那一瞬间,周围的风声、鸟啼、虫嘶全都消失不见,听入耳中的唯有宋远桥的那一句句锥心之语。再然后,他好像听到了自己心脏的跳动声,一下又一下,仿佛直接萦绕在耳畔,让他有些喘不过气来。
即使乔衡再清楚不过的知道宋远桥骂的是真正的宋青书,但这些话又何尝不是把自己包容了进去,字字都仿若化作了万千利剑,避无可避。
乔衡知道自己最近的精神状态不太好,不单单是用“消沉”来形容就可以表达清楚的,他一如既往的理智,但又觉得自己有些浑噩。
自他揭开了以往的一切自我欺骗,就仿佛有一道从未愈合,却被他讳疾忌医、刻意隐瞒下来的无形伤口,终于被他暴露了出来,然而还没等它静静愈合,就又被人顺着伤势将伤口撕扯得血肉模糊。
乔衡微垂着头,左手略在额头支撑。
他声音有些颤抖地出声道“别说了。”这是他第一次在宋远桥面前,把姿态放得如此之低。
宋远桥说“敢做就不要怕被别人说”
他一剑打向乔衡的肩,乔衡眼也不看地抬手一挡,宋远桥浸淫太极多年,这举重若轻的一剑怎么可能被他这么随手一抬就挡下来。
宋远桥对剑法、内力的控制极为精细,他一剑剑抽打在乔衡,虽然每一剑都使了巧劲,让即使惯会忍痛的乔衡也不禁面色惨白,紧咬牙关才不至痛呼出声,但这每一剑下去却又不会留下任何内伤,只会留下少许皮肉伤,端得是控制入微。
宋远桥“在众人心目中,昔日的玉面孟尝早已不存在了,我不信你不明白这到底是怎么造成的。
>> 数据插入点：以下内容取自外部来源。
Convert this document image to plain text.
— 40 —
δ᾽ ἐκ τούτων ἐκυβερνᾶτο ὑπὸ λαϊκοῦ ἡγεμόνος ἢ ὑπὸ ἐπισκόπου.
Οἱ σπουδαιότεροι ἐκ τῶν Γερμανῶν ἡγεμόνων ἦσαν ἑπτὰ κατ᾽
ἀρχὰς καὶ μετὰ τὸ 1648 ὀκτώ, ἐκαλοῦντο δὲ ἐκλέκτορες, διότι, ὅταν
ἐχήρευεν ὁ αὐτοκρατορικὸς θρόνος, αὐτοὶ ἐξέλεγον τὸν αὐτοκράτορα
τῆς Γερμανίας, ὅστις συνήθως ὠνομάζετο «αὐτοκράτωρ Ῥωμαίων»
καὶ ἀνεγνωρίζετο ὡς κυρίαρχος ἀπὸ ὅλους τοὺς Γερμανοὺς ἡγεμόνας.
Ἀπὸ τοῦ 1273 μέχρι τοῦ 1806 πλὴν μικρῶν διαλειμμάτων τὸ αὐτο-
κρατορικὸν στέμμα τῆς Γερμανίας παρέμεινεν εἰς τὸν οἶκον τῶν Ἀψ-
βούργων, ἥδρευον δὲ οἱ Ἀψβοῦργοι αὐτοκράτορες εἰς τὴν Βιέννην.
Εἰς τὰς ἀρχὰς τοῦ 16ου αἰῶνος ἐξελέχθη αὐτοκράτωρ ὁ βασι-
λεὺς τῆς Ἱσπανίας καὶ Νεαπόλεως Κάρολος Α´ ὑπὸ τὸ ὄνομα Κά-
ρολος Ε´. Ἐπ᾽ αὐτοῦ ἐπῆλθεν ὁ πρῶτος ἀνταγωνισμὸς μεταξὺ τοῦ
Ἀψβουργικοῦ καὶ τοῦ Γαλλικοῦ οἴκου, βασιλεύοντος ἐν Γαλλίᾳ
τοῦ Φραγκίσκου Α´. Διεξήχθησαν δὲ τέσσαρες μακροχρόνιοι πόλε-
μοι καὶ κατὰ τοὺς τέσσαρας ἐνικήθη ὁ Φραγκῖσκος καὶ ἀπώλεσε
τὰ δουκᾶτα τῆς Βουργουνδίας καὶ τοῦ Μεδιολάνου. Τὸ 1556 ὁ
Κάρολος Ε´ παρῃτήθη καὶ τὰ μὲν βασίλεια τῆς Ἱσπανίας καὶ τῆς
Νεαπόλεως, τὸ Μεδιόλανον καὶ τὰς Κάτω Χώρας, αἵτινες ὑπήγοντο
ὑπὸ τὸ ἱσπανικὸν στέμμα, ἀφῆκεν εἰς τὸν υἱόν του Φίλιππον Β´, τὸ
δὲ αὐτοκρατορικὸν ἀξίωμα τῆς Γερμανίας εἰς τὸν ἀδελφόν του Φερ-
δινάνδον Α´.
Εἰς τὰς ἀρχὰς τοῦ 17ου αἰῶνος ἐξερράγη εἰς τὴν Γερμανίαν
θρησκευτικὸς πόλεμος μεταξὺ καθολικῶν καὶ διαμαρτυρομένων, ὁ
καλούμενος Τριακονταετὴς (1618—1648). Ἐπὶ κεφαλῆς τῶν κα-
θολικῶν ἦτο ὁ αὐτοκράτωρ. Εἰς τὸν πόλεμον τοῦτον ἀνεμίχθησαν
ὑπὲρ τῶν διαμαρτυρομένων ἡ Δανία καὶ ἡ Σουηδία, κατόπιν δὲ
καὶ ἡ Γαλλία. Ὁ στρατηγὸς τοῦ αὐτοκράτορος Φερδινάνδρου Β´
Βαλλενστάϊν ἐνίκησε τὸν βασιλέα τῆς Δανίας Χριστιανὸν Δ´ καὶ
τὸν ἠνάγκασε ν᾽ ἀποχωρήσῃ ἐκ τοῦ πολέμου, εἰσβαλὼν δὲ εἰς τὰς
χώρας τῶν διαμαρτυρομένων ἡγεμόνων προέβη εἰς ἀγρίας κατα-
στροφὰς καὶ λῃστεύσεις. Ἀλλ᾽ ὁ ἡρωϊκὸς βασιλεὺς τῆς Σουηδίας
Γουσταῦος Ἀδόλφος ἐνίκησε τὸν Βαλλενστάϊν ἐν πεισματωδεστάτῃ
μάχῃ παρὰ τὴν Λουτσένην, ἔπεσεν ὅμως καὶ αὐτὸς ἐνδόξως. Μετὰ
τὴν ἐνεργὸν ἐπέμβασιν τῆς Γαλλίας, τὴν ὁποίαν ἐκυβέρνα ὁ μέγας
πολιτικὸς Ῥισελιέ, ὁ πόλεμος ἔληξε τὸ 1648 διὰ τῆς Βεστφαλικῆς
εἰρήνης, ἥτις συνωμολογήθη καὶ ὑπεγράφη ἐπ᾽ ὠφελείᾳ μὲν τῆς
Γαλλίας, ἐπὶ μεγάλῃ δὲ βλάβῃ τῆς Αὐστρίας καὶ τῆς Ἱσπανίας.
你好生想想吧,你如今还有什么值得称道的,你现在到底还剩下了什么”
乔衡的口腔里突然多出了些许铁腥味,随着宋远桥又一剑打在他背上,他仿佛再也承受不住抽打般顺着剑势的力道半跪在了地上,随着他的一只膝盖触地,一口温热的液体吐在了地面上。
宋远桥的话不停的在他的脑海中回荡,他终于恢复些许知觉的右臂仍旧抬不起来,只得强撑在地面上,手指几乎插进了泥土里。
他呛咳了几声,衣摆上也染上了点点血迹,被白色的衣物衬得越发显眼。
俞莲舟毫不掩饰神情中的焦躁,他一路上急匆匆地运使轻功,这般疯狂地使用内力在这两三年间还是第一次。大师兄一向谨守各种戒律,注重礼节,对武当名声异常看重,希望他千万不要因为一时冲动做下什么傻事。
张无忌深恨自己的思虑步骤,心中的焦急一点也不必俞莲舟少。
一路上,不少武当弟子都惊疑不定地看着俞莲舟两人离去的方向,暗忖刚才的两道身影中一人好像是二师伯,旁边还有另一个人,一时没看清是谁,这是出什么事了吗
乔衡不过穿着一件薄薄的白纻衫,随着剑身笞打在身上,鲜血之色一点点在雪白的衣物上洇开来。
他知道,自己这个时候只需要说上短短的一句话,在话里加个“求”字,或是掺上个“知错”什么的,就可免过这等无妄之灾。若是能痛哭流涕,表示自己愿意悔过自新就更好了。但他既然连在莫声谷坟前佯装个脆弱悲伤都不肯了,又怎会在这个时候因为区区皮肉之苦就放下好不容易下定的决心。
他想要走出一条与过去不同的道路,可是一时之间他又无所适从。